On the GDP price index, GS: +1.0%; median forecast (of 42): +1.1%, ranging from +0.4% to +1.5%: +1.1%.
On the PCE core index: GS: +1.0%; median forecast (of 20): +1.0%, ranging from +0.3% to +1.4%; last: +0.7%.
8:30: Employment cost index for Q2…a return to smaller gains? Figures for the first quarter were skewed to the high side by a large increase in benefits. We expect the second-quarter data to be more consistent with the moderating trend that had been evident before this latest report.GS: +0.4%; median forecast (of 54): +0.5%, ranging from +0.3% to +0.7%; last +0.6%.
9:45: Chicago purchasing managers’ index for July…slowing? Virtually all surveys for July show a slowing in industrial momentum. (Yesterday’s Kansas City Fed index was an exception.) We and most other forecasters expect slower activity in the Chicago area as well, though recovery in the auto sector should keep the index from dropping sharply.
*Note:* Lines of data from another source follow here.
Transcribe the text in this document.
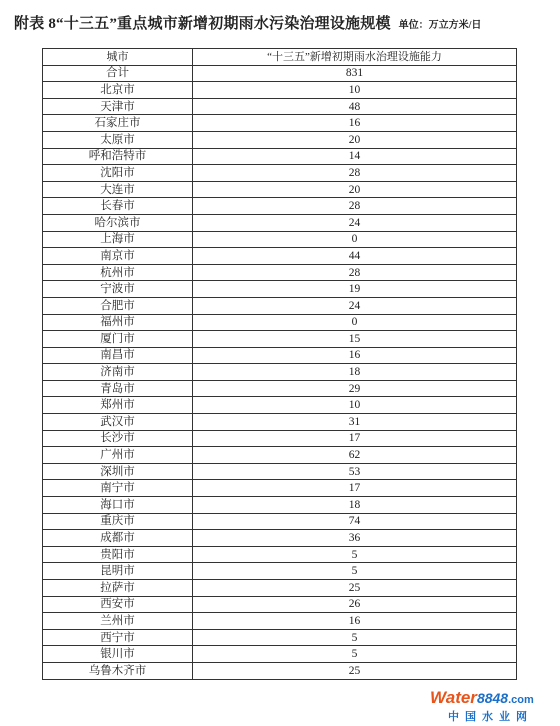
附表 8“十三五”重点城市新增初期雨水污染治理设施规模 单位：万立方米/日
城市	“十三五”新增初期雨水治理设施能力
合计	831
北京市	10
天津市	48
石家庄市	16
太原市	20
呼和浩特市	14
沈阳市	28
大连市	20
长春市	28
哈尔滨市	24
上海市	0
南京市	44
杭州市	28
宁波市	19
合肥市	24
福州市	0
厦门市	15
南昌市	16
济南市	18
青岛市	29
郑州市	10
武汉市	31
长沙市	17
广州市	62
深圳市	53
南宁市	17
海口市	18
重庆市	74
成都市	36
贵阳市	5
昆明市	5
拉萨市	25
西安市	26
兰州市	16
西宁市	5
银川市	5
乌鲁木齐市	25
Water8848.com
中国水业网
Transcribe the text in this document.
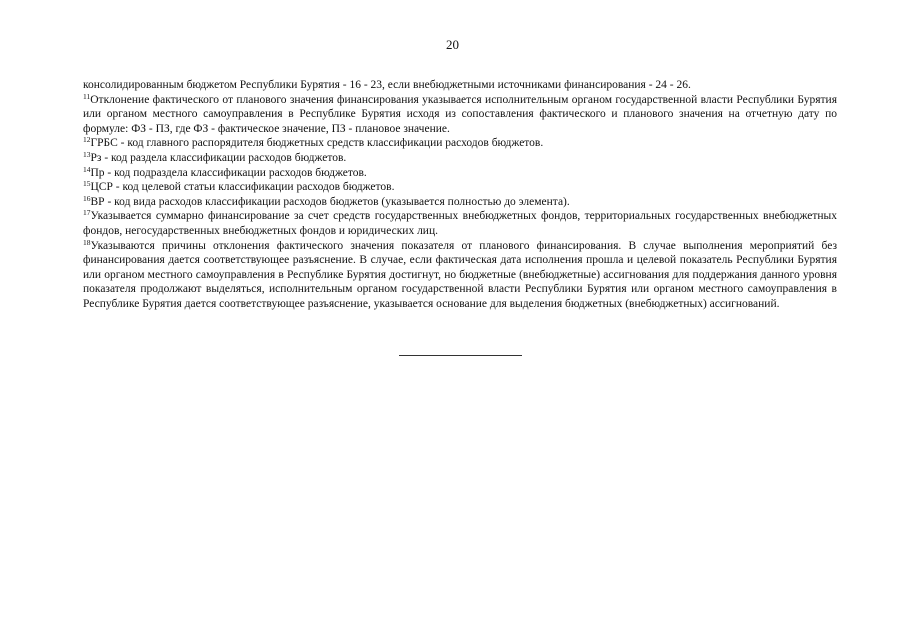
20

консолидированным бюджетом Республики Бурятия - 16 - 23, если внебюджетными источниками финансирования - 24 - 26.

$^{11}$Отклонение фактического от планового значения финансирования указывается исполнительным органом государственной власти Республики Бурятия или органом местного самоуправления в Республике Бурятия исходя из сопоставления фактического и планового значения на отчетную дату по формуле: ФЗ - ПЗ, где ФЗ - фактическое значение, ПЗ - плановое значение.

$^{12}$ГРБС - код главного распорядителя бюджетных средств классификации расходов бюджетов.

$^{13}$Рз - код раздела классификации расходов бюджетов.

$^{14}$Пр - код подраздела классификации расходов бюджетов.

$^{15}$ЦСР - код целевой статьи классификации расходов бюджетов.

$^{16}$ВР - код вида расходов классификации расходов бюджетов (указывается полностью до элемента).

$^{17}$Указывается суммарно финансирование за счет средств государственных внебюджетных фондов, территориальных государственных внебюджетных фондов, негосударственных внебюджетных фондов и юридических лиц.

$^{18}$Указываются причины отклонения фактического значения показателя от планового финансирования. В случае выполнения мероприятий без финансирования дается соответствующее разъяснение. В случае, если фактическая дата исполнения прошла и целевой показатель Республики Бурятия или органом местного самоуправления в Республике Бурятия достигнут, но бюджетные (внебюджетные) ассигнования для поддержания данного уровня показателя продолжают выделяться, исполнительным органом государственной власти Республики Бурятия или органом местного самоуправления в Республике Бурятия дается соответствующее разъяснение, указывается основание для выделения бюджетных (внебюджетных) ассигнований.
GS: 57.5; median forecast (of 53): 56, ranging from 50 to 60; last 59.1.
10:00 (9:55 to subscribers): Reuters/University of Michigan consumer sentiment for July (final)…confirming that sharp decline? The preliminary results for July showed a sharp setback in confidence. Normally, the final index does not move much from the preliminary, and this is reflected in a median forecast that is only ½ point above the preliminary reading (after a 9.5-point drop). For what they are worth, other indexes (Conference Board, ABC) have both deteriorated in the two weeks since the preliminary Michigan survey was taken. The median expectation for inflation five to ten years ahead ticked up to 2.9% in the preliminary report from 2.8% previously.
Median forecast (of 58): 67, ranging from 57.5 to 73; last 66.5 (July prelim).